Clarifying Questions:

  1. Are the variables in the equations guaranteed to be lower case letters?
  2. Can the length of equations and queries be very large?
  3. Is there any specific precision requirement for the results?

Strategy:

  1. Graph Representation:
    • Model the problem as a graph. Each variable is a node, and a directed edge (A -> B) represents the division relationship (A / B = k).
  2. Graph Construction:
    • Construct the graph using given equations and values.

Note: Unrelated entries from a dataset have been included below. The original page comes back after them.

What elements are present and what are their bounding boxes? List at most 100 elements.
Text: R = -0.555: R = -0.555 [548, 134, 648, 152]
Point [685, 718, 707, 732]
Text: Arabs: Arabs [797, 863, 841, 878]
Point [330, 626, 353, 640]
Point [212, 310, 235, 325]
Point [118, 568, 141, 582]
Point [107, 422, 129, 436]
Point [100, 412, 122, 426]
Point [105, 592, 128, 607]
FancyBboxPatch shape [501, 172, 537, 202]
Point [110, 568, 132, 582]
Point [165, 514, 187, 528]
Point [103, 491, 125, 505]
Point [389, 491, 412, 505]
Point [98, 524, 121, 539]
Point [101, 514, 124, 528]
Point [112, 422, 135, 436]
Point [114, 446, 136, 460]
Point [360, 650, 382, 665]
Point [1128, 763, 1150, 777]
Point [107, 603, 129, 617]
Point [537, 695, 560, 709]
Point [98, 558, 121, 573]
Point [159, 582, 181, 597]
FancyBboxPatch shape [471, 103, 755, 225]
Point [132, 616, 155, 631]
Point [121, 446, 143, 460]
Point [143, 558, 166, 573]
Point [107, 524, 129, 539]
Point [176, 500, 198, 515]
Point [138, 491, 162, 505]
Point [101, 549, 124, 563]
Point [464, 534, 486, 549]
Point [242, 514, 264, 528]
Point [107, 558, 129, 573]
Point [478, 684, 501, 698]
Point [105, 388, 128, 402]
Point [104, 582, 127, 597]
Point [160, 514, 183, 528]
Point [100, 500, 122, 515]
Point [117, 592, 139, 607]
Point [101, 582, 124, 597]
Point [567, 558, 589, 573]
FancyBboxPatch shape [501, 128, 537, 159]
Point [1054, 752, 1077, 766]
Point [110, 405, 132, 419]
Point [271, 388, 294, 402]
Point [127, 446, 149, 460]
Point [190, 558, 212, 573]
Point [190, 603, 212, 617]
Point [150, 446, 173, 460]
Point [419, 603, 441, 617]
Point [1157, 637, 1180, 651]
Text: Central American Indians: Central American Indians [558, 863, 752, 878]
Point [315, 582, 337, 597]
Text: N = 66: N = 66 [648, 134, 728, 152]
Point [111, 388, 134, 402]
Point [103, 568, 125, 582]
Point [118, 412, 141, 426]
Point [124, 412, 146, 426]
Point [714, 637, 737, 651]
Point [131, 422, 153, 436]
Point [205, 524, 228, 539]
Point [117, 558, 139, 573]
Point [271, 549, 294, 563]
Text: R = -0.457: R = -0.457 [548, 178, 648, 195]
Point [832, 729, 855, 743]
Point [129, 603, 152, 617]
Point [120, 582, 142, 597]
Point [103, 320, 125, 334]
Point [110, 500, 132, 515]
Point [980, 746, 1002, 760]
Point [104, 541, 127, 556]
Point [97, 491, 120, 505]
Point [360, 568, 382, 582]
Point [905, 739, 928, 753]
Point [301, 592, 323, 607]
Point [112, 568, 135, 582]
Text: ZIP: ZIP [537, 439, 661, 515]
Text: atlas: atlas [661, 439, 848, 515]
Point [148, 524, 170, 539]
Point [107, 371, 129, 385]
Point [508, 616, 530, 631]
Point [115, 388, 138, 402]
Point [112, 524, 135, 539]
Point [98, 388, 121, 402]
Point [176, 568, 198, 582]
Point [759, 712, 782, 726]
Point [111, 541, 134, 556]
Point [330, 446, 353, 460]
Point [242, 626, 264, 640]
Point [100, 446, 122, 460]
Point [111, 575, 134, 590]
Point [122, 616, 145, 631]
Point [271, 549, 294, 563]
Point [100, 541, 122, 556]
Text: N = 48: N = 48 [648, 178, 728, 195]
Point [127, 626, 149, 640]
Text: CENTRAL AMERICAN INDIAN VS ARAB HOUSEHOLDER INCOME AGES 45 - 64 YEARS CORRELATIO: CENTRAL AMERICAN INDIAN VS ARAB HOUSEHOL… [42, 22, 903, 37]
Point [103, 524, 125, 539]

For each equation A / B = k, add edges A -> B with weight k and B -> A with weight 1/k.
  3. Query Evaluation using DFS:
    • For each query A / B, use Depth-First Search (DFS) to find a path from A to B and keep track of the product of edge weights along the path.
  4. Edge Cases:
    • A node divided by itself returns 1.0.
    • If either variable in the query doesn’t exist in the graph, return -1.0.
    • Handle cases where there is no path between the two variables in the query.

Code:

import java.util.*;

public class EvaluateDivision {
    
    class Node {
        String dest;
        double value;
        Node(String dest, double value) {
            this.dest = dest;
            this.value = value;
        }
    }
    
    public double[] calcEquation(List<List<String>> equations, double[] values, List<List<String>> queries) {
        Map<String, List<Node>> graph = new HashMap<>();

        // Build the graph
        for (int i = 0; i < equations.size(); i++) {
            String u = equations.get(i).get(0);
            String v = equations.get(i).get(1);
            double value = values[i];

            graph.putIfAbsent(u, new ArrayList<>());
            graph.putIfAbsent(v, new ArrayList<>());

            graph.get(u).add(new Node(v, value));
            graph.get(v).add(new Node(u, 1.0 / value));
        }

        double[] results = new double[queries.size()];

        for (int i = 0; i < queries.size(); i++) {
            String u = queries.get(i).get(0);
            String v = queries.get(i).get(1);

            if (!graph.containsKey(u) || !graph.containsKey(v)) {
                results[i] = -1.0;
            } else if (u.equals(v)) {
                results[i] = 1.0;
            } else {
                Set<String> visited = new HashSet<>();
                results[i] = dfs(graph, u, v, 1.0, visited);
            }
        }

        return results;
    }

    private double dfs(Map<String, List<Node>> graph, String src, String dest, double product, Set<String> visited) {
        if (src.equals(dest)) {
            return product;
        }
        
        visited.add(src);

        for (Node neighbor : graph.get(src)) {
            if (!visited.contains(neighbor.dest)) {
                double result = dfs(graph, neighbor.dest, dest, product * neighbor.value, visited);
                if (result != -1.0) {
                    return result;
                }
            }
        }

        return -1.0;
    }

    public static void main(String[] args) {
        EvaluateDivision solver = new EvaluateDivision();

        List<List<String>> equations = Arrays.asList(
            Arrays.asList("a", "b"),
            Arrays.asList("b", "c")
        );
        double[] values = {2.0, 3.0};
        List<List<String>> queries = Arrays.asList(
            Arrays.asList("a", "c"),
            Arrays.asList("b", "a"),
            Arrays.asList("a", "e"),
            Arrays.asList("a", "a"),
            Arrays.asList("x", "x")
        );

        double[] result = solver.calcEquation(equations, values, queries);
        System.out.println(Arrays.toString(result));  // Output: [6.0, 0.5, -1.0, 1.0, -1.0]
    }
}

Time Complexity:

  1. Graph Construction: O(E), where E is the number of edges or equations.
  2. DFS Traversal: In the worst case, each query may traverse all nodes, leading to O(V + E) per query. Assuming E = O(V) due to the nature of the equation relationships, the complexity per query is O(V).

Hence, for Q queries, the overall time complexity is O(Q * (V + E)).